Les groupes pétroliers se hâtent lentement pour la recharge des voitures électriques, hormis TotalEnergies et récemment Shell. La majorité des bornes publiques sont gérées par des sociétés extérieures au monde des carburants.

En décembre dernier, Shell a annoncé ouvrir des bornes de recharge sur des parkings de magasins Carrefour. C’est presque surprenant : le secteur pétrolier, qui s’est développé avec l’automobile, n’est pas le plus actif dans ce marché.
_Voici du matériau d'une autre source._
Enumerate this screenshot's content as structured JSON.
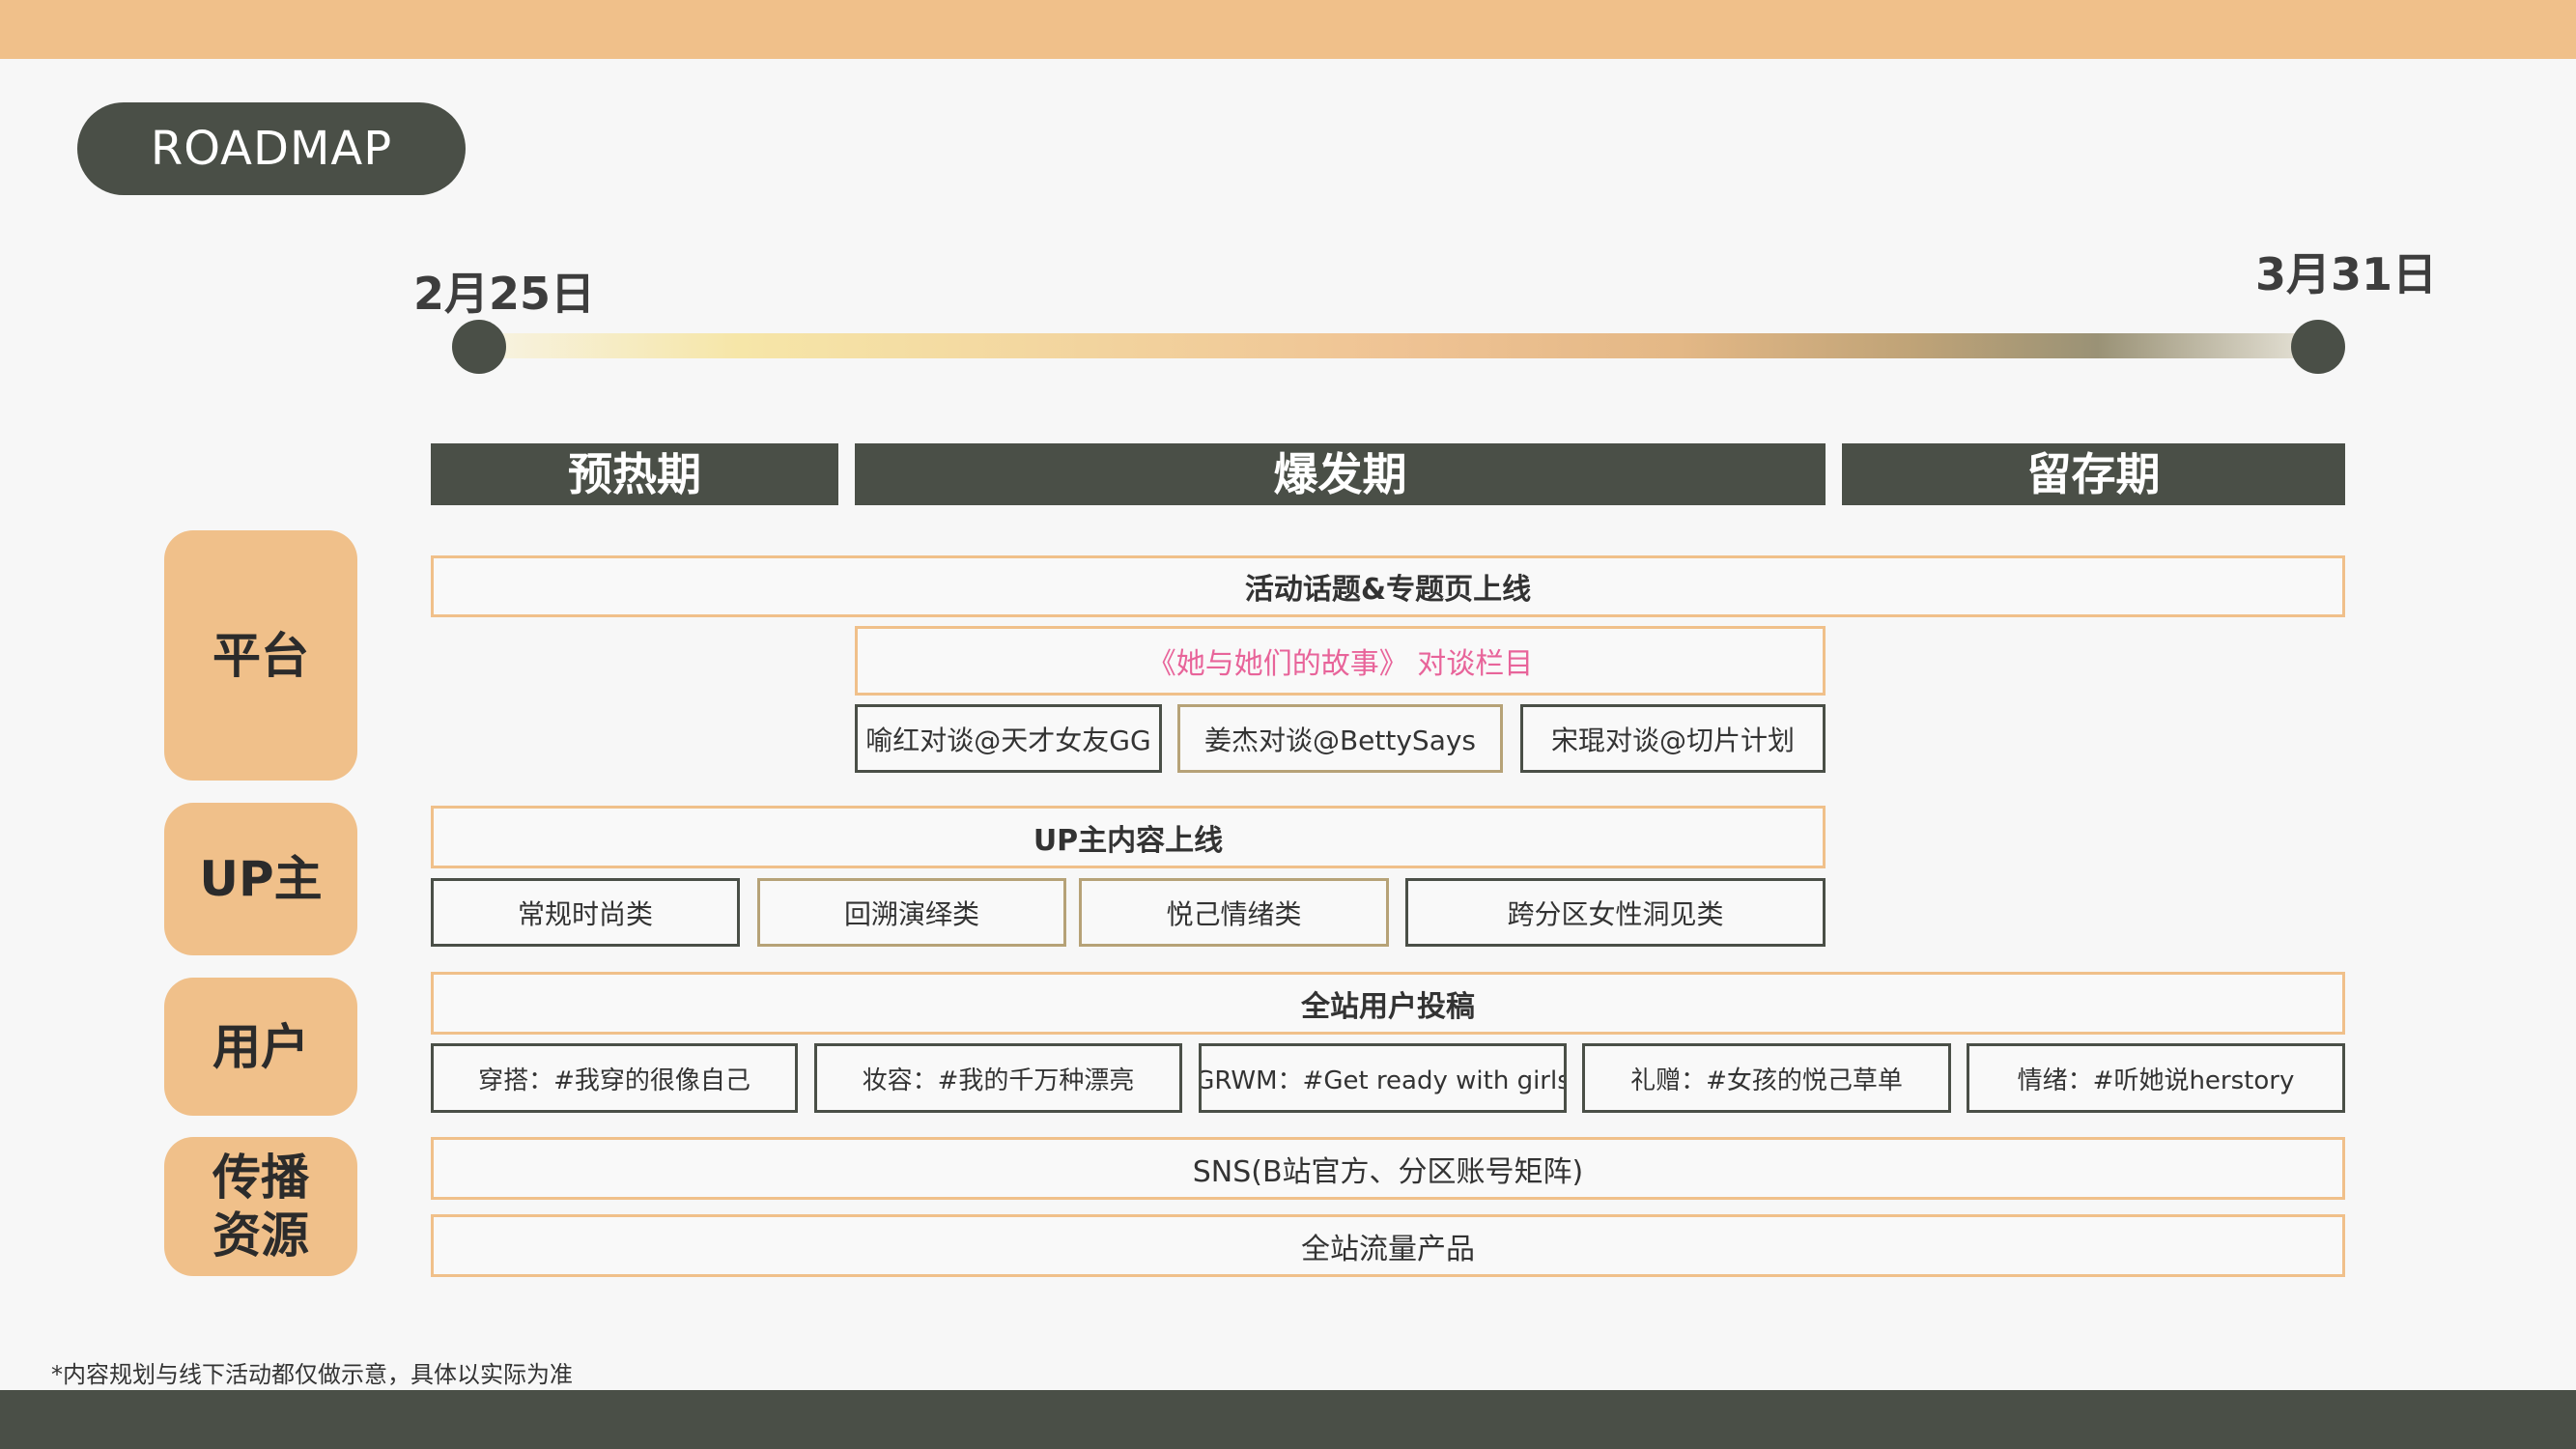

Le service est surtout développé par des constructeurs automobiles, des producteurs de bornes, des start-up.

Même TotalEnergies, qui fait exception à cette situation, a fort tardé à développer la charge rapide sur les autoroutes belges, où il compte de nombreuses stations.

La faible réactivité des pétroliers face à l’électrification a obligé Tesla à créer à partir de 2012 un énorme réseau de bornes de recharge rapides, les Superchargeurs, des deux côtés de l’Atlantique, qui est devenu un énorme argument de vente pour ses autos. Fin 2023, il pro­posait plus de 51.000 points de charge (prises). Pour la même raison, plusieurs constructeurs, dont VW, Audi, BMW, Mercedes, Porsche, Ford, Volvo, se sont forcés à lancer en 2017 le réseau Ionity le long des grands axes, qui compte 3.306 points de charge sur 594 stations, pour convaincre les clients d’acheter des véhicules à batteries. Sans parler de start-up comme Fastned, qui construit de véritables stations-services près ou le long des autoroutes, avec la même signalétique que les pétroliers, dont de grands mâts pour voir de loin le logo de la station.
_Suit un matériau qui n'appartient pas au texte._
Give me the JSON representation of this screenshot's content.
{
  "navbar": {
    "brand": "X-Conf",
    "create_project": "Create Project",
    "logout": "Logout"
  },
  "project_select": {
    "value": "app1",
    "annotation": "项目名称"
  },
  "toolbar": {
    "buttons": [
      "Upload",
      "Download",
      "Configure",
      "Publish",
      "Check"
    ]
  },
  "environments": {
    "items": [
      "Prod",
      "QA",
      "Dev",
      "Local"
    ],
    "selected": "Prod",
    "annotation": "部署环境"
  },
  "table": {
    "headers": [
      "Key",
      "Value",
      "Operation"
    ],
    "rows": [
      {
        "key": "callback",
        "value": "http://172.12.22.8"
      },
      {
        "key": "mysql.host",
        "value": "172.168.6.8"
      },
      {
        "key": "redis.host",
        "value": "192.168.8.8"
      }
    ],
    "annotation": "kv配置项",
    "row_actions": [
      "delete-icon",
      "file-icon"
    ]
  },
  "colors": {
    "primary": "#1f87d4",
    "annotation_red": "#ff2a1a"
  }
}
Les stations-services sur autoroute pourraient voir leurs profits diminuer de 30% dès 2035, et même de 80% à l’horizon 2050 si elles n’opèrent pas une diversification de leurs services.
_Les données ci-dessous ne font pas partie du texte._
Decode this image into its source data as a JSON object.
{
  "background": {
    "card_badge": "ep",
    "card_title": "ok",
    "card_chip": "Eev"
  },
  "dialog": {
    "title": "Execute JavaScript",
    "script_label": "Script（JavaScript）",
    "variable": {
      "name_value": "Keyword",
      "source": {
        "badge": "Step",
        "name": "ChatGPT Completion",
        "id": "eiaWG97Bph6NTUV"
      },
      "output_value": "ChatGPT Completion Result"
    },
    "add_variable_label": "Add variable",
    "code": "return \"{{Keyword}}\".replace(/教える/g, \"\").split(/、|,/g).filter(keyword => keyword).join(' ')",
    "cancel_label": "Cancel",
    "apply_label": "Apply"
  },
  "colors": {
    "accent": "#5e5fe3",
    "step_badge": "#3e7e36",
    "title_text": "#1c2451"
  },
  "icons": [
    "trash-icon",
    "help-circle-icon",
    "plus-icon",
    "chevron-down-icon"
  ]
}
Un retard difficile à rattraper

La progression rapide des voitures électriques, qui représentent près de 20% des immatriculations en 2023 en Belgique, pourrait modifier cette situation, et inciter les pétroliers à se développer dans ce marché. Mais ils ont déjà pris beaucoup de retard.

En Belgique, Shell, qui semblait peu présent, a ainsi annoncé avoir atteint les 100 prises fin 2023, et prévoit 500 bornes (1.000 prises) d’ici la fin 2024, rapides et moins rapides, sur un pays qui compte plus de 43.000 points de charge d’accès public (prises) à la fin 2023, selon la Commission européenne. Le service s’appelle Shell Recharge. L’entreprise propose aussi une carte pour charger sur un grand nombre de bornes en Europe, dans et hors de son réseau de bornes.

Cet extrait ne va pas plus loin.